Audit of sexual and reproductive health care provided to HIV positive women within an integrated sexual health service

Audit of sexual and reproductive health care provided to HIV positive

women within an integrated sexual health service

F. Hawkins, B. Brett, N. Callander, N. Desmond, P. Benn, S. Dawson

The Sexual Health Service, The Garden Clinic, Upton Hospital, Slough PCT,


Introduction: In the United Kingdom since 1999, the number of new HIV

diagnoses among heterosexual men and women has exceeded that among homosexual

men. There has been a six-fold increase in the cohort of HIV positive men and

women attending The Garden Clinic, Slough since 1997. HIV positive women have

sexual and reproductive health care (SRHC) needs in addition to management of

their HIV infection.

Aims: To audit the provision of SRHC against locally agreed standards,

which are in keeping with DoH guidelines (MedFASH, 2003). To describe changes

implemented in SRHC provision following this audit.

Methods: A retrospective case note review of all female HIV positive

patients diagnosed in 2002 (n=30). Details regarding screening for sexually

transmitted infections (STIs), cervical cytology, contraception, and

pre-conceptual care within the six months following diagnosis were collected

using a standard proforma.

Results: Of the 30 women, 27 (90%) were Black African, including 18

from Zimbabwe. Partner’s HIV status was recorded in 27/30 (90%), 7/30 (23%)

were HIV-positive, 3/30 (10%) HIV-negative, and 11/30 (37%) of unknown status.

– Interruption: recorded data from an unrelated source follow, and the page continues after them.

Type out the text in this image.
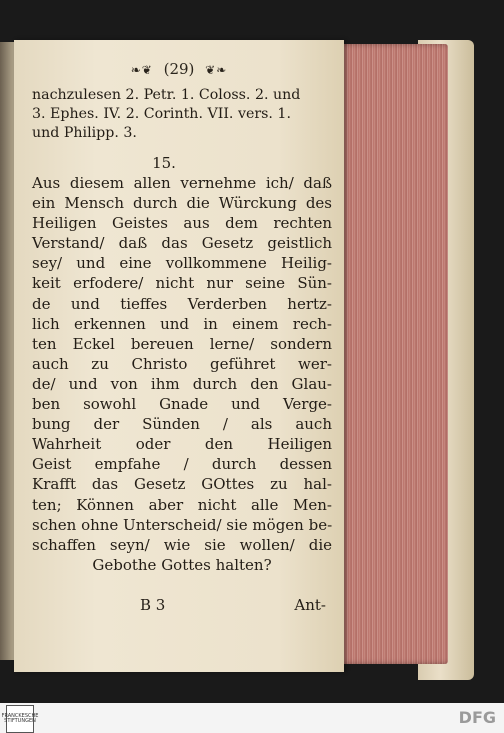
❧❦ (29) ❦❧
nachzulesen 2. Petr. 1. Coloss. 2. und
3. Ephes. IV. 2. Corinth. VII. vers. 1.
und Philipp. 3.
15.
Aus diesem allen vernehme ich/ daß
ein Mensch durch die Würckung des
Heiligen Geistes aus dem rechten
Verstand/ daß das Gesetz geistlich
sey/ und eine vollkommene Heilig-
keit erfodere/ nicht nur seine Sün-
de und tieffes Verderben hertz-
lich erkennen und in einem rech-
ten Eckel bereuen lerne/ sondern
auch zu Christo geführet wer-
de/ und von ihm durch den Glau-
ben sowohl Gnade und Verge-
bung der Sünden / als auch
Wahrheit oder den Heiligen
Geist empfahe / durch dessen
Krafft das Gesetz GOttes zu hal-
ten; Können aber nicht alle Men-
schen ohne Unterscheid/ sie mögen be-
schaffen seyn/ wie sie wollen/ die
Gebothe Gottes halten?
B 3	Ant-
FRANCKESCHE STIFTUNGEN	DFG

Six women (20%) had no partner. Use of a barrier was recorded in 15/30 (50%),

however of those with known or potentially discordant HIV status only 6/14

(42.9%) reported using condoms. STI screening had been done in 21/30 (70%) in

the previous year and cervical cytology history was documented in 22/30 (73.3%)

women. 19/22 (86%) had had cytology taken in the previous year; 2/22 (9%) were

overdue, 1/22 (5%) was pregnant and therefore cytology deferred. Contraceptive

method was recorded in 23/ 28 (82%). Two women were postmenopausal. Only six

patients were using long-term methods; three an injectable, one an implant, one

an IUD, and one woman had been sterilised. Nine were using condoms, two the COC

and six had no partner. EC was discussed in six patients and supplied in advance

to two. Preconception advice was documented in only two individuals.

Conclusions: For most, screening for STIs and cervical cytology was

undertaken and contraceptive method documented. This was only the case in a

minority regarding preconceptual advice and EC. A specialist clinic for SRHC has

now been established and a new HIV proforma with prompts regarding STIs,

cytology and contraception has been introduced. Further data is currently being

collected following these interventions.